Flying Foxes & Bats

Flying Foxes

Flying foxes are among the largest bats in the world. They are fruitbats, so are attracted to any garden with trees that produce fruit. They are intelligent animals that are vital to the Australian ecosystem through seed and pollination dispersal. They travel long distances in order to follow fruit ripening and during such times as well as mating season, their screeching can be heard for kilometers.

Unfortunately for flying foxes, most home owners want to protect their fruit from being eaten and this causes them to get tangled in the nets, often with fatal consequences. This issue can be resolved with simply replacing netting with a suitable bat friendly one which can be purchased at most local hardware stores. Never approach a flying fox, always call a wildlife rescue group as soon as an injured or sick one is found.

Bats

There are over 90 species of bats across Australia, but aside from the flying fox, the most commonly found bat in urban areas around Greater Sydney are micro-bats. Just like flying foxes, these animals should never be handled and the relevant rescue group needs to be called immediately. Unlike their noisy cousins, microbats can remain undetected in shed and house roofs for years. They are great for keeping pesky bugs and rats away from the home.

Australian Bat Lyssa Virus (ABLV)

Bats in Australia are potential carriers of the disease ABLV. This can be transferred from the bat to a human in the form of a bite or scratch which is why it is advised to have no contact with any bat you find. Only 3 cases have been detected in Australia since 1996, but none survived the disease. So although the chances of a bat carrying ABLV are very low, it can be incredibly dangerous if it is. You can read more about ABLV on the NSW Health Website.

This means only people who are vaccinated against Rabies and who have been trained to handle bats should do so.
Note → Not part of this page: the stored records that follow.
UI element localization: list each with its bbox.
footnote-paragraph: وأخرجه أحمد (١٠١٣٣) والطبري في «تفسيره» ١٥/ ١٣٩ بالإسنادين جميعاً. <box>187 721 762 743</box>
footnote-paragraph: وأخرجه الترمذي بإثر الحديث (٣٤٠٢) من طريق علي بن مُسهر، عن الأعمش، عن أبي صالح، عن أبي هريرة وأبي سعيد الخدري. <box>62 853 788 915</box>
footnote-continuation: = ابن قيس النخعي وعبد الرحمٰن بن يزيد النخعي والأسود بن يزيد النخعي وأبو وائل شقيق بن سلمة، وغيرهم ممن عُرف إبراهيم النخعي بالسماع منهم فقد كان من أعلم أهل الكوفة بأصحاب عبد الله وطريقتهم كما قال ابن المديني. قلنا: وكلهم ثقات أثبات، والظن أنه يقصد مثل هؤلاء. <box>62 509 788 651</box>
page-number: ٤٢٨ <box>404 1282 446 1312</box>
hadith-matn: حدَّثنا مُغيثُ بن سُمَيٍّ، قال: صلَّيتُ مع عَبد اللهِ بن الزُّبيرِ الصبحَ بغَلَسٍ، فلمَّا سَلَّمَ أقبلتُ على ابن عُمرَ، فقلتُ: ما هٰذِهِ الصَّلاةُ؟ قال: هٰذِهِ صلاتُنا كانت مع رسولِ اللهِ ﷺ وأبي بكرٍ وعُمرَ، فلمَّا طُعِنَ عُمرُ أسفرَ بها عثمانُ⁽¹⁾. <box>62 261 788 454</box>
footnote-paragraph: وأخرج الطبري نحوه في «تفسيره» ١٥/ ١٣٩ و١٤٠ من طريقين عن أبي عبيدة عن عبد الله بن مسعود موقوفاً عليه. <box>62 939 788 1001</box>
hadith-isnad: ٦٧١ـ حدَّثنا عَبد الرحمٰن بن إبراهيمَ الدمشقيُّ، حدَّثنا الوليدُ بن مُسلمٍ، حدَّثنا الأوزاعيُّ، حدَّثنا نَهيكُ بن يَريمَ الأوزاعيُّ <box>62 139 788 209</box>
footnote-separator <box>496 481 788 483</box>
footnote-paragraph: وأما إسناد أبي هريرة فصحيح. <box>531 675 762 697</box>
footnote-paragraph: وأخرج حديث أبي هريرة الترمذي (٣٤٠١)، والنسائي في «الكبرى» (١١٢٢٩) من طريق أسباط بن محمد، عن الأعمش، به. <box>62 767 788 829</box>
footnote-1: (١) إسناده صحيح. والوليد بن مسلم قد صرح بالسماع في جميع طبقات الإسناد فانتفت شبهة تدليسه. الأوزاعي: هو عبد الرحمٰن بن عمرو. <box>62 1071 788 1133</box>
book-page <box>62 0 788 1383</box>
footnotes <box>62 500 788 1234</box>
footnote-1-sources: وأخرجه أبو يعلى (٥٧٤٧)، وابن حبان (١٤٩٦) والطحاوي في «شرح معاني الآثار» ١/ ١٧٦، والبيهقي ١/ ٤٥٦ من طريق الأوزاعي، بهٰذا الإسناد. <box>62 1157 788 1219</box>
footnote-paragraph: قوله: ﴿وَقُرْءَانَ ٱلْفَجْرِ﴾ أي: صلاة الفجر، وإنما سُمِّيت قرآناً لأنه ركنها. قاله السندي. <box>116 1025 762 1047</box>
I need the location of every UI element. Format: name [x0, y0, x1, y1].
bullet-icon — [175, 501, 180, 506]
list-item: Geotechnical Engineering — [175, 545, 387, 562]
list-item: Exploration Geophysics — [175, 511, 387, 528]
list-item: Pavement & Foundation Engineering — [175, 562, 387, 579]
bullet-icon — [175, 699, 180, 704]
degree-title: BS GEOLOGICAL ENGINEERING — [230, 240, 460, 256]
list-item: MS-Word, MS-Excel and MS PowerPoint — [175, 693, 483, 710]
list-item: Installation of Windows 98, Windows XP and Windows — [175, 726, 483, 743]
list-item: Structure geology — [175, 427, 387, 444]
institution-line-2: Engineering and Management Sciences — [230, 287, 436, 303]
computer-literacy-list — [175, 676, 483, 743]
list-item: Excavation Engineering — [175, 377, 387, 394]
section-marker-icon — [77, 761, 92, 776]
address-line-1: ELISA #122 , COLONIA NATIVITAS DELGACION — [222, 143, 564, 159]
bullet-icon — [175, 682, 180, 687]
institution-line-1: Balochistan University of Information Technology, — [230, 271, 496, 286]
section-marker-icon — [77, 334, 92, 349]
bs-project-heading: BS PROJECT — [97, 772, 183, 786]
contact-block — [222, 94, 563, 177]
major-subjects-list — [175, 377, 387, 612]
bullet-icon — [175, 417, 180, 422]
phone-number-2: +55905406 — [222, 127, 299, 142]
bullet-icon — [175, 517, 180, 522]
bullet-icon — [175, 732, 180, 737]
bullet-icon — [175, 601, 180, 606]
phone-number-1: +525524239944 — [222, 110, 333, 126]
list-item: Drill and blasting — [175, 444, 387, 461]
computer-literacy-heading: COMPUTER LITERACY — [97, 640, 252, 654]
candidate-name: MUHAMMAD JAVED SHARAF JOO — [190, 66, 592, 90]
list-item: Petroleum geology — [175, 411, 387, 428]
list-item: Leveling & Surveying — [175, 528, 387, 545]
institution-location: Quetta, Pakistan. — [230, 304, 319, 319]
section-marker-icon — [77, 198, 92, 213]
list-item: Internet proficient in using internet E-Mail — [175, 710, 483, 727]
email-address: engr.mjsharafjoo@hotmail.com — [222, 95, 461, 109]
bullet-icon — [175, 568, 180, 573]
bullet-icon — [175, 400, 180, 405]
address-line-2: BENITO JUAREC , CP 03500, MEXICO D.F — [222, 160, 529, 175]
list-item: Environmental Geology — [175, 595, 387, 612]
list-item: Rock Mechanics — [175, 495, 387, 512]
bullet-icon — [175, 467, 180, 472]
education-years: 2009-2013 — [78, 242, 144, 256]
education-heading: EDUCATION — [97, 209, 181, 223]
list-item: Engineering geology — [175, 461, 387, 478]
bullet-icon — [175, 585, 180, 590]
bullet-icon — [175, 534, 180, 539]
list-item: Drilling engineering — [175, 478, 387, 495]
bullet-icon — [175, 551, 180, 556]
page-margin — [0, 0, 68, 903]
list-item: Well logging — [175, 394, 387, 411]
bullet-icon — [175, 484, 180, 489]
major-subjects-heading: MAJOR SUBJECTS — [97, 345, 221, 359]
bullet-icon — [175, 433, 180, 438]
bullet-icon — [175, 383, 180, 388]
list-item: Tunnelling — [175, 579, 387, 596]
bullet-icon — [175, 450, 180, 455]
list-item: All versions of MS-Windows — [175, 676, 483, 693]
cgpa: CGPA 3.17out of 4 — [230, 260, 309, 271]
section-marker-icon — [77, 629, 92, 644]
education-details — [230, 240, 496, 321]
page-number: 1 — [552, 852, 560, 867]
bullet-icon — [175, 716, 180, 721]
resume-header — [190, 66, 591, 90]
If you are bitten or scratched, clean the wound thoroughly with soap and water for at least 5 minutes before applying an iodine tincture or alcohol-based antiseptic. Clean your eyes, nose, or mouth if they came into contact with any saliva. Contact your doctor or nearest hospital immediately.

Rescue Advice

Bats require human assistance after being hit by a car, tangled on barbed wire, caught in fruit netting, or electrocuted on overhead wires.

• Contact your local wildlife group for help. Unvaccinated people may be vulnerable to serious illness if scratched or bitten by a bat.

• While awaiting assistance to rescue a bat, if safe to do so, cover the animal with a box or cloth to prevent further distress and injury and to protect it from the sun.

• Do not give the bat any food or water.

• Please report bats on power lines even if they appear to be dead. Pups can survive the mother being electrocuted and wildlife carers may well be able to raise the pup with similar aged orphans.